Year to Year Variability of Marine Layer Clouds at San Diego

As most long-time residents of coastal Southern California areas know, the amount of marine layer cloudiness varies greatly from year to year. The amount of cloudiness in a given year is controlled by many factors including large-scale high and low pressure systems, local winds, and sea surface temperatures. During July 2010 all of these factors played a role in making this the cloudiest July in the last 50 years here in San Diego.

Cloudiness observations at San Diego Lindbergh Field provide a way to look at how marine layer clouds have varied over the last 50 years. Lindbergh Field is located next to San Diego Bay and should be indicative of local coastal conditions. The plots below only include clouds that had a cloud base lower than 2500 ft in order to focus on low Marine Layer clouds.

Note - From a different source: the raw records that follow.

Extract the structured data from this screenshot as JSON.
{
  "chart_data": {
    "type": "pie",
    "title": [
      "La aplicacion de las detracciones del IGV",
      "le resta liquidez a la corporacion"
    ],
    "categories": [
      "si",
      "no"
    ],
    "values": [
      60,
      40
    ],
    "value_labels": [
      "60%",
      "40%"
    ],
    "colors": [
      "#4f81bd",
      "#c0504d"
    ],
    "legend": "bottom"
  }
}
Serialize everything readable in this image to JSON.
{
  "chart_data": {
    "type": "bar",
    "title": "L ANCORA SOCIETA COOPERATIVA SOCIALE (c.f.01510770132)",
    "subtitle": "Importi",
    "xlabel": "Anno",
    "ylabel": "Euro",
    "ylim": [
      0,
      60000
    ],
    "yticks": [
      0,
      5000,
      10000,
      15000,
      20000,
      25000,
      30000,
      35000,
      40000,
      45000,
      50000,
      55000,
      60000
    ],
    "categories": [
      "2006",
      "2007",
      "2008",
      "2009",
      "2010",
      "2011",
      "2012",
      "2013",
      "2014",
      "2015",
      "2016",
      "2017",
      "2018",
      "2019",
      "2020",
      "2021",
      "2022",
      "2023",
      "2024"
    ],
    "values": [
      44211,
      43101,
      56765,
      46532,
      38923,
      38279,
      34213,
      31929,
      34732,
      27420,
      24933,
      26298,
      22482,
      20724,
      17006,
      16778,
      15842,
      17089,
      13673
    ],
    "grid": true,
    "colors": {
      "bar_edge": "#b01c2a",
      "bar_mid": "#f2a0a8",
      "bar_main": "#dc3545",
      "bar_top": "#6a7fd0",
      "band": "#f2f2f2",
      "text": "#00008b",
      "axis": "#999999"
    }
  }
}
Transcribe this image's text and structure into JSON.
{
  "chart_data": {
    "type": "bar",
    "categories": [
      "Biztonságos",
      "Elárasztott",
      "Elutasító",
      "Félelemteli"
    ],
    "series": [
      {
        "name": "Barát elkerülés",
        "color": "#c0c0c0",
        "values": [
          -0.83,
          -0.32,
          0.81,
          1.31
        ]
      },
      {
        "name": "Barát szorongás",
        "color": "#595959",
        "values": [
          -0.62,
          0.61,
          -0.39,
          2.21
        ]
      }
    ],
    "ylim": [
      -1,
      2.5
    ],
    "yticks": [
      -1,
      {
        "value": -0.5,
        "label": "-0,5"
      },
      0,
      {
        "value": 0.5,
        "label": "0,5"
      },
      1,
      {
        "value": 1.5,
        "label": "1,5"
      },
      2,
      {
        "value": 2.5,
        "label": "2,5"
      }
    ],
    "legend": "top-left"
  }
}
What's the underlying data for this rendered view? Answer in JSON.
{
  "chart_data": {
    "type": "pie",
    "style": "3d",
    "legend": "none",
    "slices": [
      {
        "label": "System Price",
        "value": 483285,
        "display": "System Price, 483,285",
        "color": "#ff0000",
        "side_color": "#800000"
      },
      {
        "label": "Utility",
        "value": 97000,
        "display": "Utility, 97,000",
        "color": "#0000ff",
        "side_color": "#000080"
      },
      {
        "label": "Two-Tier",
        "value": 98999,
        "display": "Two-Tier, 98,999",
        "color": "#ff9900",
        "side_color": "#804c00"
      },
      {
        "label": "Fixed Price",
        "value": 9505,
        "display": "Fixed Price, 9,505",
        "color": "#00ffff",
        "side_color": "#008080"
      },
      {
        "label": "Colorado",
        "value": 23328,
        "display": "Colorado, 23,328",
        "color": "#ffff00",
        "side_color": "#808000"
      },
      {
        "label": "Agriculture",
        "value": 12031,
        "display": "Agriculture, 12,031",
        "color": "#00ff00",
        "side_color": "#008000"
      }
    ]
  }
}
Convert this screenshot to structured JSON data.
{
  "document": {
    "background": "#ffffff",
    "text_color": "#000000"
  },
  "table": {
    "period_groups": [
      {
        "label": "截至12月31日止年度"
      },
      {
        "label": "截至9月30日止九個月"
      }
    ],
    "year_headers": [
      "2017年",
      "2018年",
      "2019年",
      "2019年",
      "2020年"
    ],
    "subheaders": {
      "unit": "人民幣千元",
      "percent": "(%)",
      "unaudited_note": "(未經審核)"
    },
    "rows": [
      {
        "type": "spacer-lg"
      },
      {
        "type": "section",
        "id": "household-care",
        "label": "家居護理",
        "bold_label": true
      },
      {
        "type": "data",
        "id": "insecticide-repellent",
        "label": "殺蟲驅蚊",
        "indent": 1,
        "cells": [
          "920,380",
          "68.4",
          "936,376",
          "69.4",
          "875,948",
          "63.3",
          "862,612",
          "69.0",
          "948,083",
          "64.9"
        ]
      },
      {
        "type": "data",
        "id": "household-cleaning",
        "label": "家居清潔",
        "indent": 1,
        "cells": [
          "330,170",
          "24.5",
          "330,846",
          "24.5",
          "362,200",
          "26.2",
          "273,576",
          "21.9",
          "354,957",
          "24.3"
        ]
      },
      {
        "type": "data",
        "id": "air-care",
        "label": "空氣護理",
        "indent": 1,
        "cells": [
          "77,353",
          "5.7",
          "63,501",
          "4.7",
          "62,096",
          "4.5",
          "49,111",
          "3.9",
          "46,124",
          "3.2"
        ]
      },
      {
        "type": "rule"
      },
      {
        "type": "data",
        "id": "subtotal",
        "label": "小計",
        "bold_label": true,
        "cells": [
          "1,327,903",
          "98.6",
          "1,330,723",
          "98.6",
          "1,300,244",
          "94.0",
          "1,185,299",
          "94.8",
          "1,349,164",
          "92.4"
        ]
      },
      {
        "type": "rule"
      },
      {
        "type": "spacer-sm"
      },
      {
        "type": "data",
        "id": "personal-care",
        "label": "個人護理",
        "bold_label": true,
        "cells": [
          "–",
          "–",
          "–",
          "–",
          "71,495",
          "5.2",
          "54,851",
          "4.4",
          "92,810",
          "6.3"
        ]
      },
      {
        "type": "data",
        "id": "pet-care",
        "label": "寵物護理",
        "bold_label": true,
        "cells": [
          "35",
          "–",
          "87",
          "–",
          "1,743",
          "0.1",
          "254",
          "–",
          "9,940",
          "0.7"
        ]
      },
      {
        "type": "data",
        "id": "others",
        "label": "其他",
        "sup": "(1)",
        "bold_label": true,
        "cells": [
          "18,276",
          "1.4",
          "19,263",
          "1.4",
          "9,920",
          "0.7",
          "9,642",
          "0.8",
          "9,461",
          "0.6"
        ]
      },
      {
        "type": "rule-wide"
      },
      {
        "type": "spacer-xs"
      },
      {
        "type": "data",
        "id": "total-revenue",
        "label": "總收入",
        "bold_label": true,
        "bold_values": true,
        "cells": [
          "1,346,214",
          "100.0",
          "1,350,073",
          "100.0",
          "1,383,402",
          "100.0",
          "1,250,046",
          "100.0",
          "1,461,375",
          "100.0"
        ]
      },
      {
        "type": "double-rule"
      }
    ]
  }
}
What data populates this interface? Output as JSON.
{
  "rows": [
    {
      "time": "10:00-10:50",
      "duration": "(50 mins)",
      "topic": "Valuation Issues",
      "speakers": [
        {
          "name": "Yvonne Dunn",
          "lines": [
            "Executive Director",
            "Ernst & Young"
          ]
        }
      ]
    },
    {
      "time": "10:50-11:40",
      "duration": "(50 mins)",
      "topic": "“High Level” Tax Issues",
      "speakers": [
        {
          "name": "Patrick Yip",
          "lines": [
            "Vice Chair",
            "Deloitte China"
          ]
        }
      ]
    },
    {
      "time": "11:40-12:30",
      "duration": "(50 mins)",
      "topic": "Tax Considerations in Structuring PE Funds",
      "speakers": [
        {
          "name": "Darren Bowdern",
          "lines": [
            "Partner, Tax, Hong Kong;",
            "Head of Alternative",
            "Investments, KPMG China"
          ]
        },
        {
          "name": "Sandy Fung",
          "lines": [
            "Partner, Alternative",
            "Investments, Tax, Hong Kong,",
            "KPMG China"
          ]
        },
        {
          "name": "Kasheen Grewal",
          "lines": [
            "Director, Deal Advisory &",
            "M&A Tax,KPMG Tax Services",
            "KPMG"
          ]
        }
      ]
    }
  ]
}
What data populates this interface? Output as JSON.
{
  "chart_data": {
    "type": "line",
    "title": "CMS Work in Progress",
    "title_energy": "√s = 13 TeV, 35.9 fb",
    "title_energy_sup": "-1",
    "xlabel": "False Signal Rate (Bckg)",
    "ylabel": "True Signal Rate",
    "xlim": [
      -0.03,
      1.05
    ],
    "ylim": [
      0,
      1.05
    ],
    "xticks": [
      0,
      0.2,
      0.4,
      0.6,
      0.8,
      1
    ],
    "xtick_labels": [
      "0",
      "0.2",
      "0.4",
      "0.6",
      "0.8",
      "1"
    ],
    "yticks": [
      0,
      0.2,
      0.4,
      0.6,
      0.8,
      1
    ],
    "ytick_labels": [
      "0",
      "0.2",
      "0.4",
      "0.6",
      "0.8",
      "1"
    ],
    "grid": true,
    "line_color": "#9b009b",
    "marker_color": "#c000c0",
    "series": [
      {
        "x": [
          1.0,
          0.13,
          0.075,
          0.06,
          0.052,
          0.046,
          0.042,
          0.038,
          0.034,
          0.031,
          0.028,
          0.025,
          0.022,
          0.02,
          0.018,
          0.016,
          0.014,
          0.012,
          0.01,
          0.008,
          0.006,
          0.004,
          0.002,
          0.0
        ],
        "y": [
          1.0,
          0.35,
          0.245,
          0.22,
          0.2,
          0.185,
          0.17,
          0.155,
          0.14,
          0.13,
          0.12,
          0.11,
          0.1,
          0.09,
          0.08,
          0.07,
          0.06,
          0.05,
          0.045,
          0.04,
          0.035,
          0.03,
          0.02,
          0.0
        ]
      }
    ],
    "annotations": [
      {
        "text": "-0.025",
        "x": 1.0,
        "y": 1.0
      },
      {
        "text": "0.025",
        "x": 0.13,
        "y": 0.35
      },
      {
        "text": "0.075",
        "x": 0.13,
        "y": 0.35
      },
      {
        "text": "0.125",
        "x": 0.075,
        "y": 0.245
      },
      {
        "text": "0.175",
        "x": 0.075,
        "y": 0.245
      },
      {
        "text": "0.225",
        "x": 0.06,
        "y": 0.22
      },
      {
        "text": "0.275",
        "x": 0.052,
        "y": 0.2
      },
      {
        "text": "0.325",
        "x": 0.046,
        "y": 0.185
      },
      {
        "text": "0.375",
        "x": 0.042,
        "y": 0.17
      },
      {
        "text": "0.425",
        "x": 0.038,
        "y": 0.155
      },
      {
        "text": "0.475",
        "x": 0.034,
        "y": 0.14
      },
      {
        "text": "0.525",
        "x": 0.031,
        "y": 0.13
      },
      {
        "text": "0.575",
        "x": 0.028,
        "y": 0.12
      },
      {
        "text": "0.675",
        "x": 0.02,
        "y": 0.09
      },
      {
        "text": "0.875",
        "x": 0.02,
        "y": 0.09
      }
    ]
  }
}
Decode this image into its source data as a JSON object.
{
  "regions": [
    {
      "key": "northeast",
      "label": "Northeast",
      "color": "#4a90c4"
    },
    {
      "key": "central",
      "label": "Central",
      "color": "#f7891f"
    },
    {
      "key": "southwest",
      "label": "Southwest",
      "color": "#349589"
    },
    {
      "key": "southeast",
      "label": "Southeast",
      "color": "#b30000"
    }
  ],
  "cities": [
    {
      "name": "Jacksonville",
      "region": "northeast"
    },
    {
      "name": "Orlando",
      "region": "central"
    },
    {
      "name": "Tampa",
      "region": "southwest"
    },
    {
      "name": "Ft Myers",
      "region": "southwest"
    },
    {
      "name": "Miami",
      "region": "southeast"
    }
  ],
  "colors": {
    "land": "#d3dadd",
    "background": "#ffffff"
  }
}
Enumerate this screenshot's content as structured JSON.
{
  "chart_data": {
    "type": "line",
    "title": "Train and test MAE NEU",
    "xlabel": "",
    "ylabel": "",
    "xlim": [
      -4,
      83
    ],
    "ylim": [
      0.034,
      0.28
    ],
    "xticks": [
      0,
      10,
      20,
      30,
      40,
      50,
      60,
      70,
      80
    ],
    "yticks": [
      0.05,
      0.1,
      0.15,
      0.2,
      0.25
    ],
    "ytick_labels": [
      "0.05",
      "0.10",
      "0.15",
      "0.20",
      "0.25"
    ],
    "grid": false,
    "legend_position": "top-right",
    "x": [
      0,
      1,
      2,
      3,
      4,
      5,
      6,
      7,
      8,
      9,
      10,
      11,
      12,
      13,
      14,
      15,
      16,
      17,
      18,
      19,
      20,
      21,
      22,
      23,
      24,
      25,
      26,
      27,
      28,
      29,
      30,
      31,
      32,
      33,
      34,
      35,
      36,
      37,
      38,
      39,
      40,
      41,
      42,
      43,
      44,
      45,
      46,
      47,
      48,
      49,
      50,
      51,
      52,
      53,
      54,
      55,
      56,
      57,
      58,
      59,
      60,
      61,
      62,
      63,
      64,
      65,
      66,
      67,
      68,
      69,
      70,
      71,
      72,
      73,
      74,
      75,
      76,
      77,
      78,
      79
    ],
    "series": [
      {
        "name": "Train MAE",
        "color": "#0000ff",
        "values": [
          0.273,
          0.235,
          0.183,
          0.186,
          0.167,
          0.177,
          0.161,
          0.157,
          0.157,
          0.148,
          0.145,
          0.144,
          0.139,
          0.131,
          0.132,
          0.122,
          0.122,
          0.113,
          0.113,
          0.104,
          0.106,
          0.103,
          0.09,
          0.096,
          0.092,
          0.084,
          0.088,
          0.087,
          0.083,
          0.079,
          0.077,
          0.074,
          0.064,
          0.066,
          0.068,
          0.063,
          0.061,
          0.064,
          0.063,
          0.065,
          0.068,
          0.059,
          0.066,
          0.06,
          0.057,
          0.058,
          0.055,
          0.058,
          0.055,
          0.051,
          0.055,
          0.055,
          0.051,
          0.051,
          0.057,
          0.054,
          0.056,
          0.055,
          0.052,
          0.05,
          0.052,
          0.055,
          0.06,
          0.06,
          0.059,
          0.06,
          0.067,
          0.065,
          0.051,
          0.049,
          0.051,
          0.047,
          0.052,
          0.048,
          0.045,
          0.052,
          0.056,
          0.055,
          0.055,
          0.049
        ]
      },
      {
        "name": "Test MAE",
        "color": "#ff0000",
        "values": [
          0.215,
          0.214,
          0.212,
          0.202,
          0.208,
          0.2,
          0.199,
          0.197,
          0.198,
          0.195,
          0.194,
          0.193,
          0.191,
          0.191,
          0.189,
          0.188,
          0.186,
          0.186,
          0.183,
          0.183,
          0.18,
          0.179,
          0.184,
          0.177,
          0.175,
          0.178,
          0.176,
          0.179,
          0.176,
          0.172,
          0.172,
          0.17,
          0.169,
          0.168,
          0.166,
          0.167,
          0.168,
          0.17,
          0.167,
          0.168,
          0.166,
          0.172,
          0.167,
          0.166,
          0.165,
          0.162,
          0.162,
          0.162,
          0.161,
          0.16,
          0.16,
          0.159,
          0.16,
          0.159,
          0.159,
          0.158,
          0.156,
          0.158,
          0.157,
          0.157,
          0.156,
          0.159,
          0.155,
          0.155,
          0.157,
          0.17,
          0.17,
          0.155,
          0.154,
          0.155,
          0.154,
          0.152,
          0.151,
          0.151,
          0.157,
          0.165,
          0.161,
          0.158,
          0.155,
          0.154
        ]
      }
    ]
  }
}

The four plots below show cloudiness (fraction of time cloud present during daylight hours) for the months of May, June, July, and August which are the primary months of marine layer cloud formation. Each graph shows the monthly average cloudiness from 1960 to 2013. The red line on each plot indicates the long-term monthly mean cloudiness over the 54 year period.

The plots show that there is quite a bit of variability from year to year. Both June and July of 2010 had much more marine layer clouds than normal, with July having the most ever over the last 50+ years.